His agreement disarms her. She wants to tell him to fuck off, but instead, says, “Toilet paper.” She’s down to her last roll and starting to eye the stack of newspapers.

“Not a problem. I’ve got a fortress of rolls. Anything else?”
“No, the toilet paper will do it.” That strikes her as the perfect line for the end of a flirtation, but rather than hanging up, she holds onto phone long enough for him to ask: “So, how are you, Pina?”

He says her name so warmly this time that she feels obliged to finesse an answer, but something else happens. She becomes garrulous, chatters on endlessly about her afternoon in the cemetery, profiling the cabin boy on The Hazard who became captain of the Albatross, as if he were a member of her family. Somehow she even spouts lovingly about playing pirates with the Eichorns.

“Was that recently?” he asks, deadpan.
“I wish. It was forty odd years.”
“Why did you quit? Who grew up first, you or the brothers?”
“You call it growing up? I would have kept on playing. I saw a fine future in being a tomboy, but when my father died my asthma kicked in, and then I got my period. I was that girl that screamed, I don’t want it, I don’t want it, I don’t want it, when I realized what had happened. I’ve been devastated ever since.”
“Hmm,” Charlie says.

She has no idea why she’s saying all this. Is she so lonely, so desperate for talk that she ends up telling a stranger about her first period?

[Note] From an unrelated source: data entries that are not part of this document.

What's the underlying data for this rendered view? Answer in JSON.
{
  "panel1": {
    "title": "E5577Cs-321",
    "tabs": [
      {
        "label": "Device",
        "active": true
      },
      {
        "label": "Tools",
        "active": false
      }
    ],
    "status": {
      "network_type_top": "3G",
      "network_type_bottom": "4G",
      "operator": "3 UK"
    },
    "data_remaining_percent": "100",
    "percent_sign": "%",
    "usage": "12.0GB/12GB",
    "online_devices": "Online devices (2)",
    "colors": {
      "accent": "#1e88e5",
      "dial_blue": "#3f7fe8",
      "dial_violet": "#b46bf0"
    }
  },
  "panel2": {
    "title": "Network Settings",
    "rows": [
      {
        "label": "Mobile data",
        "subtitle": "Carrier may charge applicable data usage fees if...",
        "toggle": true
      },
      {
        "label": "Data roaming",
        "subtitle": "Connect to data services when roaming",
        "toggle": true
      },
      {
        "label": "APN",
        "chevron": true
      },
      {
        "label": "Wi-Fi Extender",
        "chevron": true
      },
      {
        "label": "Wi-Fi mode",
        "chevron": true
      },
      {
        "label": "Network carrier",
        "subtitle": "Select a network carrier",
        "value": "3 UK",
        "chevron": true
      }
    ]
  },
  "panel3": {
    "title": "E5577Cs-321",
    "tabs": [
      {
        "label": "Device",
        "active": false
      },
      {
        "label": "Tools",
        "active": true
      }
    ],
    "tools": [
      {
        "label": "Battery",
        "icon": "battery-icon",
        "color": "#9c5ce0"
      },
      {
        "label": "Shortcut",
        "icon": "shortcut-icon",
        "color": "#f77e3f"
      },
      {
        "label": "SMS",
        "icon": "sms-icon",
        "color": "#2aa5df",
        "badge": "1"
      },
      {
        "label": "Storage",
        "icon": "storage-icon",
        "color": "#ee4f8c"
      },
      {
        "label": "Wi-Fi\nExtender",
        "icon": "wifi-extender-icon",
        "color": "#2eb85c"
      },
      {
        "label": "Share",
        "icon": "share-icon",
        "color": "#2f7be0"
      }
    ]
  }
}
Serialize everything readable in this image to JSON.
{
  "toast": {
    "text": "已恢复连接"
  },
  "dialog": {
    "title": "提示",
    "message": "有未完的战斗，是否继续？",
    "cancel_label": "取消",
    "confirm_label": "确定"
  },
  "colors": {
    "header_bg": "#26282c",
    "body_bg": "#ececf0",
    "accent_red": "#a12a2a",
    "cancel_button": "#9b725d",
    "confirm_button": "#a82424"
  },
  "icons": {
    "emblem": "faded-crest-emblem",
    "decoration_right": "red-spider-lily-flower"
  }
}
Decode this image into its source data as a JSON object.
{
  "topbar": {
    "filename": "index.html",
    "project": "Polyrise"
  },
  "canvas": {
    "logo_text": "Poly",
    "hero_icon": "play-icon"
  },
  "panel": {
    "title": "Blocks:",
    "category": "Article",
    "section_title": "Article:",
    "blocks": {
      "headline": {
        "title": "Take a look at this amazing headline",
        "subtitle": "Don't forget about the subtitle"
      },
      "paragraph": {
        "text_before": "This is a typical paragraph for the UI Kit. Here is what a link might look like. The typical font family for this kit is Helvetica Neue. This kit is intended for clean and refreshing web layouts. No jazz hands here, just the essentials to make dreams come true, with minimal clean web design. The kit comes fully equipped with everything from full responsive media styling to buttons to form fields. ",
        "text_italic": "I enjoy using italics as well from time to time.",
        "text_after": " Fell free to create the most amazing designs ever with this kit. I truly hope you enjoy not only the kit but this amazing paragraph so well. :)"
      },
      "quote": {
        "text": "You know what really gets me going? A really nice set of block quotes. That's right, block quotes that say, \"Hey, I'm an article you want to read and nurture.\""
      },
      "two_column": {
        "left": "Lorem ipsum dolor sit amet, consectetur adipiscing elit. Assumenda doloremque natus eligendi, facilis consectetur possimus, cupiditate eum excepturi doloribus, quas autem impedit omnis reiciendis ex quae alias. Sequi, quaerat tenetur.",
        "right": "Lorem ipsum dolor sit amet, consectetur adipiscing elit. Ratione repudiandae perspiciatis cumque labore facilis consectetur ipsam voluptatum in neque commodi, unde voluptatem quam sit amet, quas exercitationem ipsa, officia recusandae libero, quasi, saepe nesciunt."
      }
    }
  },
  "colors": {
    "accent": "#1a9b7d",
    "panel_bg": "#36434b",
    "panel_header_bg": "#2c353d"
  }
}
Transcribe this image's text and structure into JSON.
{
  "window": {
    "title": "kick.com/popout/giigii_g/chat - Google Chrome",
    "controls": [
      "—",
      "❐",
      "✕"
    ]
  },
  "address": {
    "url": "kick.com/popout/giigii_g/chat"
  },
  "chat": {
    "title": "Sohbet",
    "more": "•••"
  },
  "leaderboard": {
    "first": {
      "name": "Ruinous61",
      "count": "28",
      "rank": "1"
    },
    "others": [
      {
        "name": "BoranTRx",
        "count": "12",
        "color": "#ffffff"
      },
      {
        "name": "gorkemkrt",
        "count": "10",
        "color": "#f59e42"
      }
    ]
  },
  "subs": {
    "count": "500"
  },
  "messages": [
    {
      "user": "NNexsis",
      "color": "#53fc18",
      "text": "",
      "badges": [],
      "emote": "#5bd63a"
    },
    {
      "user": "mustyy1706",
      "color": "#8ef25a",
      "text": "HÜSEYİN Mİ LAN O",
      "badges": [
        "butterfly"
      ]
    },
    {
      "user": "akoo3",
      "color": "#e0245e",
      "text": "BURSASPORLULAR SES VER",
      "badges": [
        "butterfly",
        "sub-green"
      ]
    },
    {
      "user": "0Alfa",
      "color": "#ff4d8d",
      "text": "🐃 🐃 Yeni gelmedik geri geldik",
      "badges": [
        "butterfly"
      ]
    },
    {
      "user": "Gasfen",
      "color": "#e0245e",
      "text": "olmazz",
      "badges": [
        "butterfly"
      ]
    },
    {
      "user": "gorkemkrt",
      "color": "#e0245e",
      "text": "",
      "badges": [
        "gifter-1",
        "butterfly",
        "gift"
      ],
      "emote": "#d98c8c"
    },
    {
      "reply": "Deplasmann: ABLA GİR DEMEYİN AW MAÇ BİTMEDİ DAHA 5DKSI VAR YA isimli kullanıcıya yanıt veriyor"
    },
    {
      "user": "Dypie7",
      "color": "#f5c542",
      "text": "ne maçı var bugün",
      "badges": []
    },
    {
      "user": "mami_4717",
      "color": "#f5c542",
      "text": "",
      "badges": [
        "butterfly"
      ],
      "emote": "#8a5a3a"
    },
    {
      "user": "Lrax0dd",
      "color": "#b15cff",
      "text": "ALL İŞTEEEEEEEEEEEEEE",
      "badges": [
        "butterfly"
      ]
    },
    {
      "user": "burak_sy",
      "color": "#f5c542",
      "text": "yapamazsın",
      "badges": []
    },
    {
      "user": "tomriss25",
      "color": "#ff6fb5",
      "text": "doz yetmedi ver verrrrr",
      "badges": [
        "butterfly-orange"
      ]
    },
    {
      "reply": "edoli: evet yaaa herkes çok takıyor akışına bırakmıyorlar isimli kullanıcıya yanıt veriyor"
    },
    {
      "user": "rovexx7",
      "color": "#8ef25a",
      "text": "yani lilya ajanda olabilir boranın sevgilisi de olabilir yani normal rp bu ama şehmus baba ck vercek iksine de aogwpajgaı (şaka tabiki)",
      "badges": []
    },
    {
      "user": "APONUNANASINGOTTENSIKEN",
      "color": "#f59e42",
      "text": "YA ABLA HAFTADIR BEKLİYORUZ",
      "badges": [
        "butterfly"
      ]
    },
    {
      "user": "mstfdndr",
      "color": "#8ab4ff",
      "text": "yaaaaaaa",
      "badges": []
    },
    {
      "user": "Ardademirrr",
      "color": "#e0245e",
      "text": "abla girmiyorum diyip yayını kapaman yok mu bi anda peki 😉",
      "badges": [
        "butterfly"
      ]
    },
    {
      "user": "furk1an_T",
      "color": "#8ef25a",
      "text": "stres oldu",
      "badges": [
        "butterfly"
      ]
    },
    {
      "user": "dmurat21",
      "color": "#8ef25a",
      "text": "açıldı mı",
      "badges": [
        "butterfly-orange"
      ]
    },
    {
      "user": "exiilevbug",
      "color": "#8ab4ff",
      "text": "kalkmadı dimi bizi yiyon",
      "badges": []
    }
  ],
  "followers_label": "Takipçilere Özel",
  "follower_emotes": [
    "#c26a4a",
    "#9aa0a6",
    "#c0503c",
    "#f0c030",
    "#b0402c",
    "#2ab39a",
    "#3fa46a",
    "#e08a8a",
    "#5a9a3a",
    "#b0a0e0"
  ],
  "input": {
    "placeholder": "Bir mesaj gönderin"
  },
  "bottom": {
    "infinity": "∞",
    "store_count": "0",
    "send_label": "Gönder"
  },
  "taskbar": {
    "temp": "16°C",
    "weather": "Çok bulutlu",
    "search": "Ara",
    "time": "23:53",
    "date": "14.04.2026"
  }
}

“Pina, can I ask what it was that devastated you?”
“All of it. As an eight-year-old, playing pirates, I was indestructible, impervious to fear. I had everything I wanted. Even my father.” She plucks the joint from the abalone shell. She’d like to take a toke right now.
“You would have scared me, Pina,” he says. “I was what you’d call a nerd. My parents couldn’t get me outside. All I wanted to do was stay in my room and build things. I had no friends; I had no need for them. It’s funny how you can see in your childhood, the person that you’ve become all these years later.”
“You seem sociable enough.”
“Yes, I’ve learned to live among people.”
“So, you must be thriving with the isolation.”
“Let’s just say it’s reminded me of who I am.”
She thinks of his once calling himself Raoul. “Aren’t we all a multiplicity of people?”
“A multiplicity of people,” he echoes. “Hmm. I have trouble enough being a single person. But Pina, may we pause for a moment so that I can tell you how much I love hearing you speak. On the phone, without seeing you, your voice is a treasure.”
Now, he’s playing with her. Or is he for real? She lights the joint and takes a deep toke.

Charlie says: “Your diction is a revelation, and I tell you that as a former animator with a keen interest in vocal fidelity. And one more thing, Pina, you shouldn’t forget that you’ve retained some of your fearlessness. You broke into a cemetery today.”
“I know, in the middle of a plague. Doesn’t that sound gothic?”
“Indeed. Good night, Pina.”

So, now he cuts her off. She should have known it.

“The TP will be on your doorstep in the morning.”